Self-righteousness
The obvious microaggressions are easy to spot. The anger flares inside immediately and past similar incidents rise to the surface unbidden.
It’s painful but it’s clear cut.
It’s the subtler ones that eat at you, almost on a time delayed extended release. At first you’re annoyed but not that bothered. But then it slowly sinks in. It feels familiar but you can’t quite put your finger on it. You’re irked, but you’re also irked at yourself for being irked.
For me, it’s the gaslighting that is particularly exhausting - the second guessing of oneself that happens when someone else’s reality is both indisputable (as all realities are) yet so at odds with and harmful to your own.
Self-righteousness is a particular kind of poison, both in myself as well as others.

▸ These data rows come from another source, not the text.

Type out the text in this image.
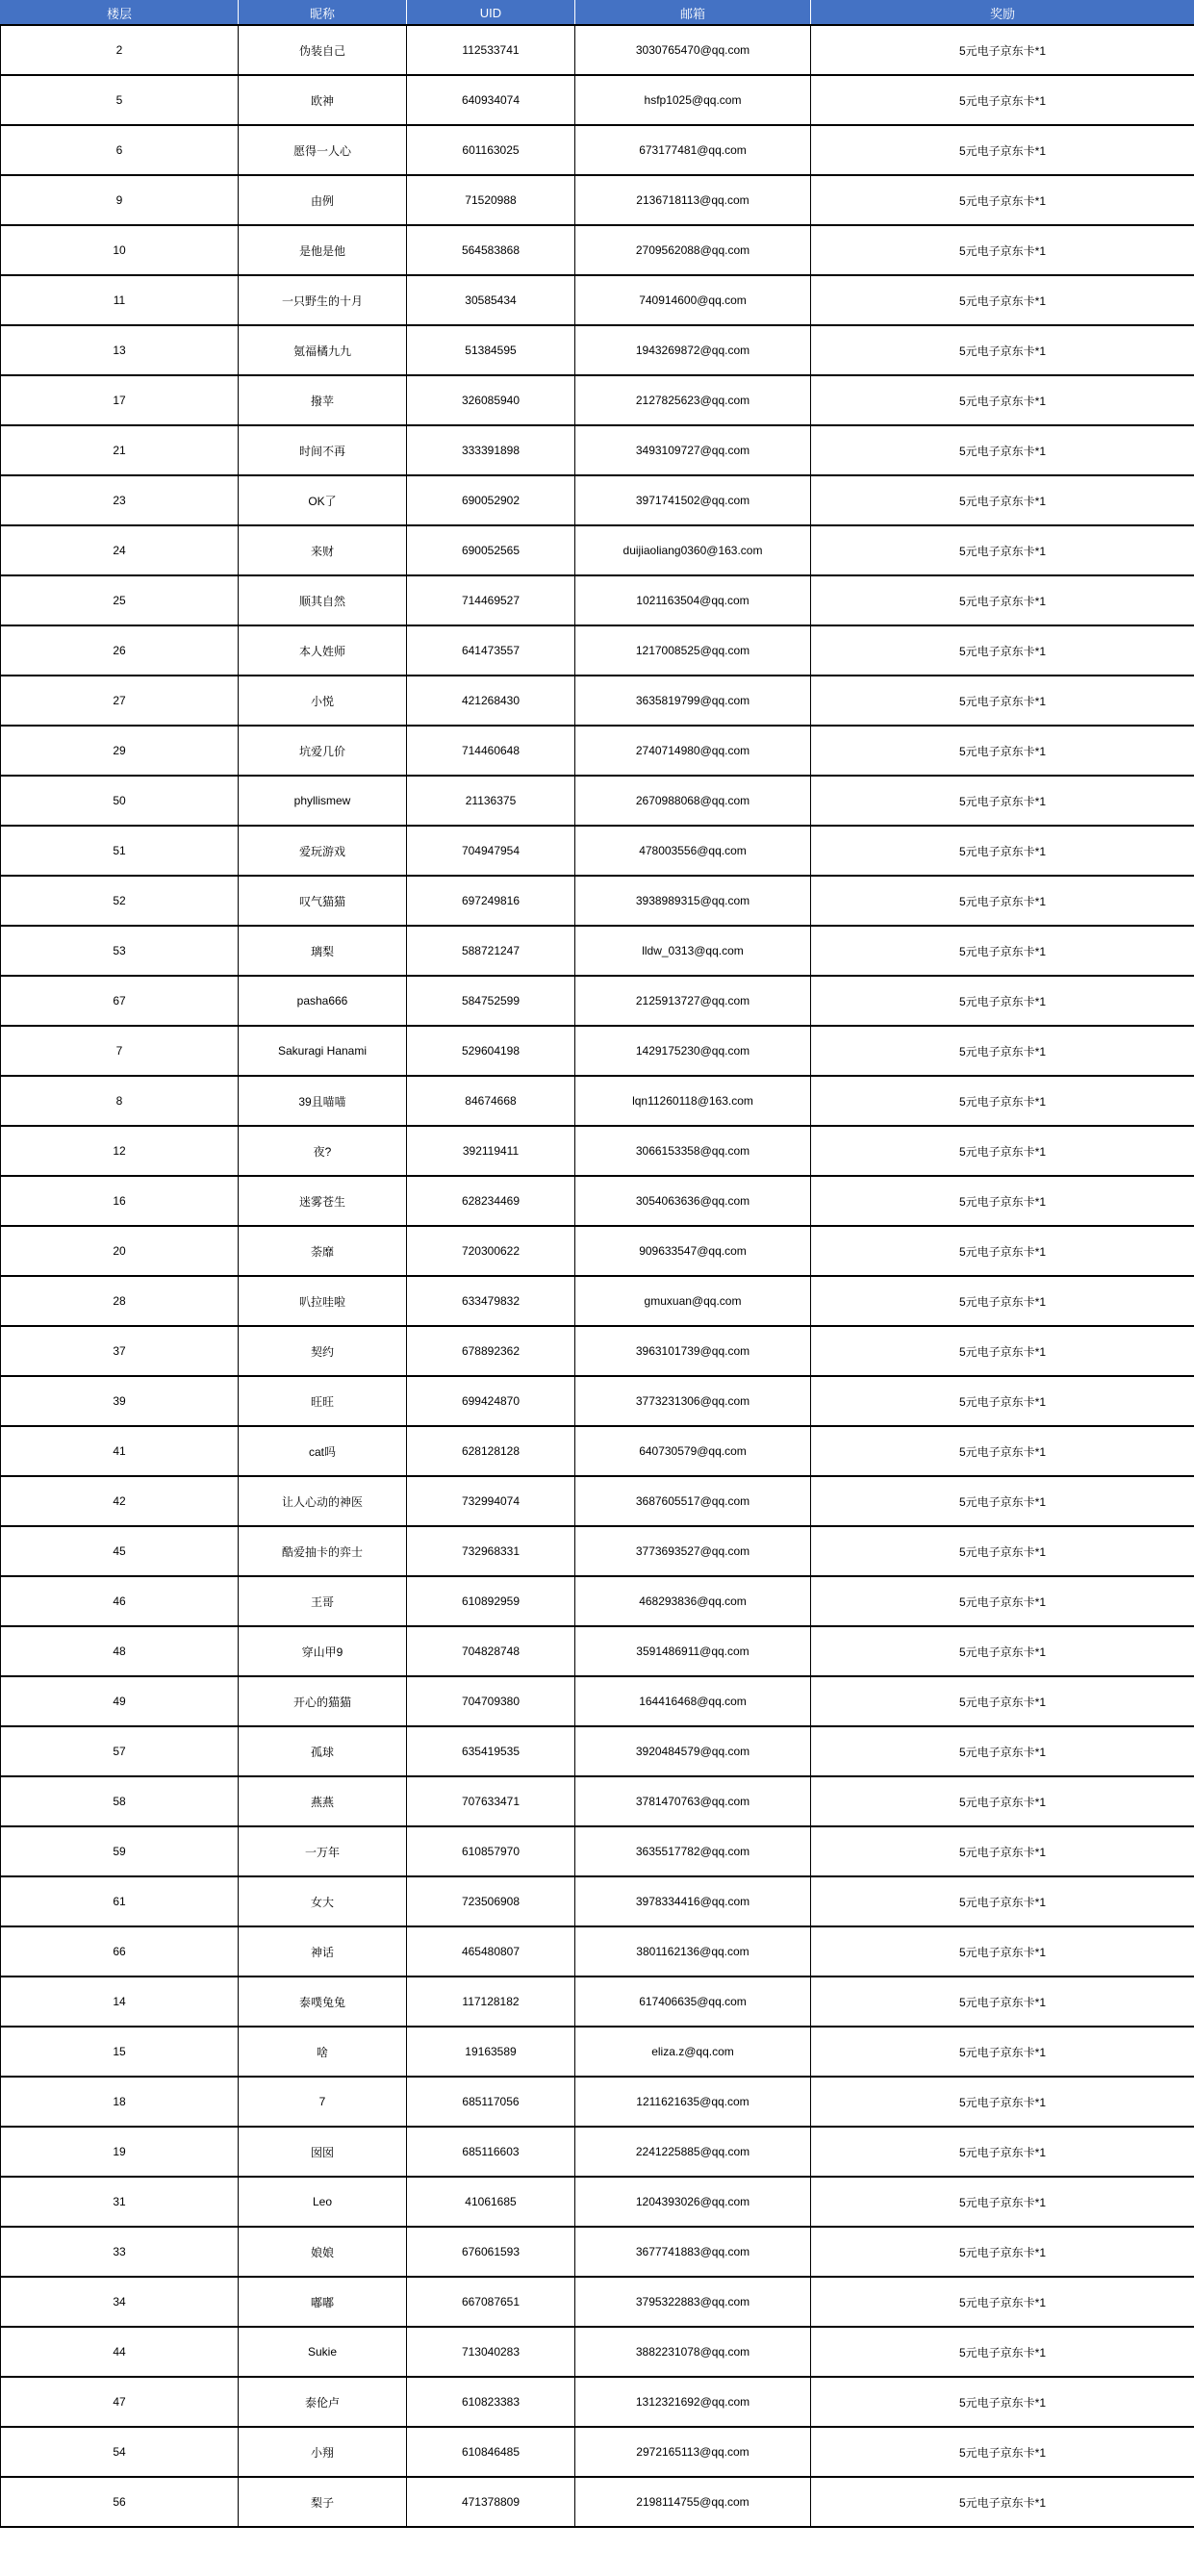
楼层	昵称	UID	邮箱	奖励
2	伪装自己	112533741	3030765470@qq.com	5元电子京东卡*1
5	欧神	640934074	hsfp1025@qq.com	5元电子京东卡*1
6	愿得一人心	601163025	673177481@qq.com	5元电子京东卡*1
9	由例	71520988	2136718113@qq.com	5元电子京东卡*1
10	是他是他	564583868	2709562088@qq.com	5元电子京东卡*1
11	一只野生的十月	30585434	740914600@qq.com	5元电子京东卡*1
13	氪福橘九九	51384595	1943269872@qq.com	5元电子京东卡*1
17	撥苹	326085940	2127825623@qq.com	5元电子京东卡*1
21	时间不再	333391898	3493109727@qq.com	5元电子京东卡*1
23	OK了	690052902	3971741502@qq.com	5元电子京东卡*1
24	来财	690052565	duijiaoliang0360@163.com	5元电子京东卡*1
25	顺其自然	714469527	1021163504@qq.com	5元电子京东卡*1
26	本人姓师	641473557	1217008525@qq.com	5元电子京东卡*1
27	小悦	421268430	3635819799@qq.com	5元电子京东卡*1
29	坑爱几价	714460648	2740714980@qq.com	5元电子京东卡*1
50	phyllismew	21136375	2670988068@qq.com	5元电子京东卡*1
51	爱玩游戏	704947954	478003556@qq.com	5元电子京东卡*1
52	叹气猫猫	697249816	3938989315@qq.com	5元电子京东卡*1
53	璃梨	588721247	lldw_0313@qq.com	5元电子京东卡*1
67	pasha666	584752599	2125913727@qq.com	5元电子京东卡*1
7	Sakuragi Hanami	529604198	1429175230@qq.com	5元电子京东卡*1
8	39且喵喵	84674668	lqn11260118@163.com	5元电子京东卡*1
12	夜?	392119411	3066153358@qq.com	5元电子京东卡*1
16	迷雾苍生	628234469	3054063636@qq.com	5元电子京东卡*1
20	荼靡	720300622	909633547@qq.com	5元电子京东卡*1
28	叭拉哇啦	633479832	gmuxuan@qq.com	5元电子京东卡*1
37	契约	678892362	3963101739@qq.com	5元电子京东卡*1
39	旺旺	699424870	3773231306@qq.com	5元电子京东卡*1
41	cat吗	628128128	640730579@qq.com	5元电子京东卡*1
42	让人心动的神医	732994074	3687605517@qq.com	5元电子京东卡*1
45	酷爱抽卡的弈士	732968331	3773693527@qq.com	5元电子京东卡*1
46	王哥	610892959	468293836@qq.com	5元电子京东卡*1
48	穿山甲9	704828748	3591486911@qq.com	5元电子京东卡*1
49	开心的猫猫	704709380	164416468@qq.com	5元电子京东卡*1
57	孤球	635419535	3920484579@qq.com	5元电子京东卡*1
58	燕燕	707633471	3781470763@qq.com	5元电子京东卡*1
59	一万年	610857970	3635517782@qq.com	5元电子京东卡*1
61	女大	723506908	3978334416@qq.com	5元电子京东卡*1
66	神话	465480807	3801162136@qq.com	5元电子京东卡*1
14	泰噗兔兔	117128182	617406635@qq.com	5元电子京东卡*1
15	啥	19163589	eliza.z@qq.com	5元电子京东卡*1
18	7	685117056	1211621635@qq.com	5元电子京东卡*1
19	囡囡	685116603	2241225885@qq.com	5元电子京东卡*1
31	Leo	41061685	1204393026@qq.com	5元电子京东卡*1
33	娘娘	676061593	3677741883@qq.com	5元电子京东卡*1
34	嘟嘟	667087651	3795322883@qq.com	5元电子京东卡*1
44	Sukie	713040283	3882231078@qq.com	5元电子京东卡*1
47	泰伦卢	610823383	1312321692@qq.com	5元电子京东卡*1
54	小翔	610846485	2972165113@qq.com	5元电子京东卡*1
56	梨子	471378809	2198114755@qq.com	5元电子京东卡*1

Being convinced that we are right and others are wrong, that we are good and others are bad… it’s a kind of victimhood that leads to the abdication of agency. It is dehumanizing not just of others but of ourselves.

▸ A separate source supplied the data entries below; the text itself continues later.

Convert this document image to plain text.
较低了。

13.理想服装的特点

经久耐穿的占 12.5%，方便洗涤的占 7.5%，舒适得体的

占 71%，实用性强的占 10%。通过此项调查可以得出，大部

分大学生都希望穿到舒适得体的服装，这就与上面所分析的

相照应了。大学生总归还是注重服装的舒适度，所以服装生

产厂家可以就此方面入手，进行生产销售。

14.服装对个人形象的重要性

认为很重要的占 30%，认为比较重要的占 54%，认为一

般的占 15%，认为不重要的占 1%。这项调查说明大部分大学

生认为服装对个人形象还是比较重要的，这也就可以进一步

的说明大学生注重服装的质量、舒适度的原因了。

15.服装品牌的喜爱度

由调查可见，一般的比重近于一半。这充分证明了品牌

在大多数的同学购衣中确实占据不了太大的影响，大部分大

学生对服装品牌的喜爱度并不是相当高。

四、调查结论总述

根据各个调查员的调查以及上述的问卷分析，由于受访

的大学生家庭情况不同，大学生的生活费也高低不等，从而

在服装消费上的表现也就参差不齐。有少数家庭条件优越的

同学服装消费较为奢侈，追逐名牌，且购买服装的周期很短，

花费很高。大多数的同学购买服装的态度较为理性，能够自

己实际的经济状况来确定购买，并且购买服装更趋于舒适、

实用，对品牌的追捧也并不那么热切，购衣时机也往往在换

I do not have the inside track on the right way to do things.
This is something I remind myself on a daily basis.
Also on my mind is that we are not “the help”.
And that as a historically oppressed group, aligning with our oppressors to oppress others is not the way to freedom.
Attempted genocide is not the way to freedom.
It’s a set-up. It’s a false zero sum game.
I want to see us healing our trauma in solidarity to take down systems of oppression rather than allowing our trauma to be weaponized into perpetuating them.